833. Cân. 23. Se alguém disser que o homem, uma vez justificado, não pode mais pecar nem perder a graça, e que por isso aquele que cai e peca nunca foi verdadeiramente justificado; ou, pelo contrário, que o homem pode, durante toda a vida, evitar todos os pecados, também os veniais, sem uma prerrogativa especial concedida por Deus, como a Igreja ensina a respeito da Bem-aventurada Virgem - seja excomungado [cfr. n° 805 e 810].
834. Cân. 24. Se alguém disser que a justiça recebida não se conserva nem tão pouco se aumenta diante de Deus pelas boas obras, mas que as boas obras somente são frutos e sinais da justificação que se alcançou, e que não é causa do aumento da mesma — seja excomungado [cfr. n° 803].
835. Cân. 25. Se alguém disser que o justo peca em qualquer obra boa, ao menos venialmente, ou (o que é mais intolerável ainda) mortalmente; e que por isso merece penas eternas, não se condenando [porém] somente porque Deus não imputa aquelas boas obras para a condenação — seja excomungado [cfr. n° 804].
836. Cân. 26. Se alguém disser que os justos não devem esperar de Deus a retribuição eterna pelas boas obras feitas em Deus, pela misericórdia do mesmo Senhor e merecimentos de Jesus Cristo, se perseverarem até ao fim, obrando bem e observando os preceitos divinos — seja excomungado [cfr. n° 809].
837. Cân. 27. Se alguém disser que não há pecado mortal algum, exceto o de infidelidade; ou que por nenhum outro pecado, embora grave e enorme, a não ser pelo de infidelidade, se perde a graça uma vez recebida — seja excomungado [cfr. n° 808].

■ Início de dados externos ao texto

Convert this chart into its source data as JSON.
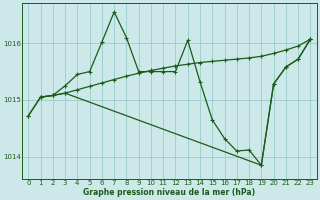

838. Cân. 28. Se alguém disser que ao perder-se a graça pelo pecado, simultaneamente se perde também a fé; ou que a fé que permanece, embora não seja viva, não é verdadeira fé; ou que aquele que tem a fé sem a caridade não é cristão — seja excomungado [cfr. n° 808].
839. Cân. 29. Se alguém disser que não pode levantar-se com o auxílio da graça de Deus aquele que caiu depois do Batismo; ou, que pode novamente levantar-se e recuperar a justiça perdida, mas só pela fé, sem o sacramento da Penitência, como a Santa Romana e Universal Igreja, instituída por Cristo Nosso Senhor e por seus Apóstolos, tem até o presente professado, observado e ensinado — seja excomungado [cfr. n° 807].
840. Cân. 30. Se alguém disser que a todo pecador penitente, que recebeu a graça da justificação, é de tal modo perdoada a ofensa e desfeita e abolida a obrigação à pena eterna, que não lhe fica obrigação alguma de pena temporal a pagar, seja neste mundo ou no outro, no purgatório, antes que lhe possam ser abertas as portas para o reino dos céus — seja excomungado [cfr. n° 807].
841. Cân. 31. Se alguém disser que o homem justificado peca quando faz boas obras em consideração ao prêmio eterno — seja excomungado [cfr. n" 804].
842. Cân. 32. Se alguém disser que as boas obras do homem justificado de tal modo são dons de Deus, que não são também méritos do homem justificado; ou que este homem justificado, com as boas obras que faz com a graça de Deus e merecimento de Cristo (do qual é membro vivo) não merece verdadeiramente o aumento da graça, a vida eterna e (se morrer em graça) a consecução da mesma vida eterna bem como o aumento da glória — seja excomungado [cfr. n" 803 e 809 s].
843. Cân. 33. Se alguém disser que com esta doutrina católica da justificação, expressa no presente decreto pelo santo Concílio, se derrogam de algum modo a glória de Deus, ou os merecimentos de Nosso Senhor Jesus Cristo, e não se esclarece a verdade da nossa fé e enfim a glória de Deus e de Jesus Cristo — seja excomungado [cfr. n° 810].